De la prison vétuste à l’université high-tech, ou comment transformer un passé sombre en avenir lumineux. On part à la découverte de ce lieu chargé d’Histoire et d’histoires.
“Ouvrez des écoles, vous fermerez des prisons” disait Victor Hugo. La prison a seulement été déplacée (à Corbas) mais c’est tout de même une transformation symbolique qu'offre à voir le nouveau campus de l’Université Catholique de Lyon.
Installée en lieu et place de l’ancienne prison Saint-Paul à Perrache, l’UCLy n’en est toutefois pas à son coup d’essai. L’université historiquement située dans un hôtel particulier près de la place Bellecour (depuis 1875) a déjà déménagé dans une ancienne caserne place Carnot en 2005. Aujourd’hui c’est un agrandissement, puisque c’est le deuxième campus qui a ouvert place des Archives.
40% des anciens locaux ont été conservés, après une importante rénovation. On observe encore ici ou là des stigmates de la prison comme de lourdes serrures en fonte incrustées dans les embrasures de portes ou des barreaux à certaines fenêtres.
Le projet marie le bâti historique à une structure moderne et lumineuse. Ainsi la rotonde (tour centrale de surveillance à l’époque de la prison) a été conservée. Centre stratégique et administratif d'autrefois, elle reste le coeur de l’Université en devenant le lieu d’accueil général, passage obligé qui dessert l’espace avec ses escaliers rayonnants. La chapelle au sommet a également été conservée et rénovée.
Une rue intérieure est formée, sous une haute verrière offrant beaucoup de lumière. Elle conduit à l’îlot Saint-Joseph à la manière d'une traboule. Au bout, c’est le cours Suchet, là où se trouvait l’entrée de la prison. Le fronton, associant pierre dorée du Beaujolais, pierre rose de Tournus et pierre blanche de Villebois a été conservé. On peut y voir une plaque rendant hommage aux Résistants exécutés dans l’enceinte de la prison en 1944, inaugurée le 12 septembre.
Une prison en étoile
La construction de la prison a été envisagée dès 1847, d’abord dans le quartier Saint-Paul, à proximité du Palais de Justice. C’est finalement dans le quartier de Perrache que le Préfet décida en 1859 de bâtir la maison d’arrêt. A un jet de pierre de la prison pour femmes Saint-Joseph (existant depuis 1831).
L’architecte Antonin Louvier dresse les plans en 1860, suivant une architecture en étoile baptisé plan panoptique. C’est un type d’architecture carcérale imaginée par le philosophe utilitariste Jeremy Bentham articulée autour d'une tour centrale permettant d’observer tous les prisonniers. Les détenus se savent observés sans voir le surveillant, qui n’a donc pas besoin d’être à son poste constamment, ce qui a pour objectif final d’abandonner la surveillance aux surveillés et donc de réduire le nombre d’employés.
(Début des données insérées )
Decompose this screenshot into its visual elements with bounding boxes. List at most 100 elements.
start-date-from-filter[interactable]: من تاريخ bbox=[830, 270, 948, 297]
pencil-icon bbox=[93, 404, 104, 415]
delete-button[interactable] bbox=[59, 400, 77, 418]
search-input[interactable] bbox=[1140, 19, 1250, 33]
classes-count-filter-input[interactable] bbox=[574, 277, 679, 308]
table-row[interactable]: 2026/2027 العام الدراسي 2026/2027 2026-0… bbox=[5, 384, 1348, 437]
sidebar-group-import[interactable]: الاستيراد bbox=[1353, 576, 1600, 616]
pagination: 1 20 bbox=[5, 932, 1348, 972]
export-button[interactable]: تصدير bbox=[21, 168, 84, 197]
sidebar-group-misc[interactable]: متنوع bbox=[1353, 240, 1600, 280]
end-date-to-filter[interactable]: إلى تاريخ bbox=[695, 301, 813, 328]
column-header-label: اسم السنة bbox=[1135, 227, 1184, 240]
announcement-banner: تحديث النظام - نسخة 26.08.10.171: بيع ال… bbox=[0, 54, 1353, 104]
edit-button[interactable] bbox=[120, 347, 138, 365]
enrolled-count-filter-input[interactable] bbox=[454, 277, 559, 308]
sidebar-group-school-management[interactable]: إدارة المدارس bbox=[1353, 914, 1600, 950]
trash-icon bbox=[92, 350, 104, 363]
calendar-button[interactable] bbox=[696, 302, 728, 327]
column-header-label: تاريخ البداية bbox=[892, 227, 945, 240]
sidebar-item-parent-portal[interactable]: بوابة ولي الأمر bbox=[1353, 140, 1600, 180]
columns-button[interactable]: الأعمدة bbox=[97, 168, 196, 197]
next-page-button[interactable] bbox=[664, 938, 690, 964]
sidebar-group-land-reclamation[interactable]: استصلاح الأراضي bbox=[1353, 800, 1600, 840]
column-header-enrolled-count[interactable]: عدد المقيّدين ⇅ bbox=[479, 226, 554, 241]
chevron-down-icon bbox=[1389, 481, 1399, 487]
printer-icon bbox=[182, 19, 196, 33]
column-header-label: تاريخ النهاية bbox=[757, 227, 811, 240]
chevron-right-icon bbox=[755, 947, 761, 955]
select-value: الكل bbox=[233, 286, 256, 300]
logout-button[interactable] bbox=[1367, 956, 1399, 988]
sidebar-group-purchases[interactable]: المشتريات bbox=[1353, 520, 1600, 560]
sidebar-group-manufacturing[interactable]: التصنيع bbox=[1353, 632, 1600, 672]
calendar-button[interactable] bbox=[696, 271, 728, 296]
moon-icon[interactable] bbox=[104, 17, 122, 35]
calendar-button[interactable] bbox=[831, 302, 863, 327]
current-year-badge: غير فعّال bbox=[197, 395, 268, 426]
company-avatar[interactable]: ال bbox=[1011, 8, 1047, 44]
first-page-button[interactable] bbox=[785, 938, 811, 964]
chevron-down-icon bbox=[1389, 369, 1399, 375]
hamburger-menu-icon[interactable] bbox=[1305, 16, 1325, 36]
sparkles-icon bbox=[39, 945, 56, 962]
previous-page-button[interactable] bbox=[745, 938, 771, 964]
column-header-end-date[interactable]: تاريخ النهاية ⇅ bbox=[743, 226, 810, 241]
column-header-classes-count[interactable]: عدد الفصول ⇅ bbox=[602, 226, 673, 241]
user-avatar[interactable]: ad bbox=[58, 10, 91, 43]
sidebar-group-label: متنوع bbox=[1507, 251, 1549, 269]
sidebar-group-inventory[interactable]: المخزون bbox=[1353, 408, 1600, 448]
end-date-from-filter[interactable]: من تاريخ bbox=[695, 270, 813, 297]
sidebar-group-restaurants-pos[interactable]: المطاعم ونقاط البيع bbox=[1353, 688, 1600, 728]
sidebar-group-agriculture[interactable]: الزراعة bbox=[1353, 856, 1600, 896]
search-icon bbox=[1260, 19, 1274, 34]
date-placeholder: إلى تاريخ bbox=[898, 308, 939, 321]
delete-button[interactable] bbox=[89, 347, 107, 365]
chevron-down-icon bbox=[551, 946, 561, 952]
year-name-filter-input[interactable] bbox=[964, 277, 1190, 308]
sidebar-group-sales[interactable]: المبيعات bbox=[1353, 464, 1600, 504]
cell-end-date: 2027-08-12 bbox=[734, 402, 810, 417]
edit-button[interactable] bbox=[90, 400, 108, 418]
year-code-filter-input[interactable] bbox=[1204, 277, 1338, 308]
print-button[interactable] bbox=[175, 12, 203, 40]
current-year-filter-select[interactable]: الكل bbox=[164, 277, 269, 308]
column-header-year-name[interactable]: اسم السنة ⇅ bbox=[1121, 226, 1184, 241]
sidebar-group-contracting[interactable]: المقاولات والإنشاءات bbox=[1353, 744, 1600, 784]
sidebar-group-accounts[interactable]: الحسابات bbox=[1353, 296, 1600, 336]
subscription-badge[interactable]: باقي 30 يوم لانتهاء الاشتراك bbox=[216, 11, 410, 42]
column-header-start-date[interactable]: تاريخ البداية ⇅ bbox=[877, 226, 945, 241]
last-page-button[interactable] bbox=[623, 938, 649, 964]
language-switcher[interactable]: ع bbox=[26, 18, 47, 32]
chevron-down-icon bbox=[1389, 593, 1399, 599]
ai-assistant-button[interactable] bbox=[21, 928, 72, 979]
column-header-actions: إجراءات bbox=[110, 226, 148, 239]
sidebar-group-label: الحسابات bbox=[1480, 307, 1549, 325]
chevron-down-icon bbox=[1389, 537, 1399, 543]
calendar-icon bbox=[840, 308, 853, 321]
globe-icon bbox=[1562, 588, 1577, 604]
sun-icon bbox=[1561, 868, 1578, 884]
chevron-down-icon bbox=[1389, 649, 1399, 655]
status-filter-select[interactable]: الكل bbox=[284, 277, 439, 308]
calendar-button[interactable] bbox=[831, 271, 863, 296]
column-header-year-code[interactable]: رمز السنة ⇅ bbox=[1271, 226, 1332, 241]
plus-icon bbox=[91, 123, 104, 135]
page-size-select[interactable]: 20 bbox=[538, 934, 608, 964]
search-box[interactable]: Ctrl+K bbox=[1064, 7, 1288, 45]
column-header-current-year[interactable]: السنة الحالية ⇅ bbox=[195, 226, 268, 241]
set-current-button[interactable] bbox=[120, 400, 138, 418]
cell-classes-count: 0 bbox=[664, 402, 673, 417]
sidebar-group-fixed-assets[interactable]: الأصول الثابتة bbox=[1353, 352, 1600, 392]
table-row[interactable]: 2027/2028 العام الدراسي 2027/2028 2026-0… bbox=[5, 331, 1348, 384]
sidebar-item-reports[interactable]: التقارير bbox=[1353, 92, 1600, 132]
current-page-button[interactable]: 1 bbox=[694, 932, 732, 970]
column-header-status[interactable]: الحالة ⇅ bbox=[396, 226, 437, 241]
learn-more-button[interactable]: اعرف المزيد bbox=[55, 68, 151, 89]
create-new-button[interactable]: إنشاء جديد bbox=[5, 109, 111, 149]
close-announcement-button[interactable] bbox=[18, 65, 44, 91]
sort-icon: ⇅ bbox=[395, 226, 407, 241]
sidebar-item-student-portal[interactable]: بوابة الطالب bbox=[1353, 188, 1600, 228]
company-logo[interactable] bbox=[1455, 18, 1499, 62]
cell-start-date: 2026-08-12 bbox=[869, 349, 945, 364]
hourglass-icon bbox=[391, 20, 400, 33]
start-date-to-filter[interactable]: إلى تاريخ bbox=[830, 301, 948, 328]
Au XXe siècle, l’établissement est réputé pour son insalubrité et sa surpopulation. 900 détenus pour 360 places en février 2008, selon l'administration pénitentiaire. Ce qui donnait jusqu’à quatre détenus par cellule de 9m2, toilettes en open space inclus. La prison fut dès lors surnommée “la marmite du diable” suite à un documentaire réalisé en 2000 pour l'émission Envoyé Spécial de France 2. Les autorités finirent par agir et les détenus furent transférés à Corbas en 2009. Des locaux neufs et spacieux, pourtant moins appréciés car l’isolement social y est trop important.
L’avenir des bâtiments est incertain et la destruction est envisagée mais une importante mobilisation se forme pour les conserver. Le Préfet lance alors en 2010 un concours architectural, remporté par l’UCLy et Habitat et Humanisme. Les architectes Garbit et Blondeau, le studio Ory et l’urbaniste Thierry Roche sont désignés pour réhabiliter les lieux avec leur projet baptisé “la vie grande ouverte”. De quoi donner une nouvelle vie à la marmite du diable !
Crédits photo : UCLy
Infos pratiques
Dates clefs
1865 : Mise en service de la prison Saint-Paul.
2009 : Désaffectation et transfert des détenus à Corbas.
2012 : La prison, vide mais encore en l’état, est ouverte aux visiteurs pendant les Journées du Patrimoine. Ernest Pignon-Ernest et d'autres artistes ont été invités à y intervenir.
2015 : A l’emplacement de Saint-Joseph sont implantés des logements, bureaux, commerces. Saint-Paul est le nouveau campus de l’UCLy.
Adresse : 10 place des Archives, Lyon 2e.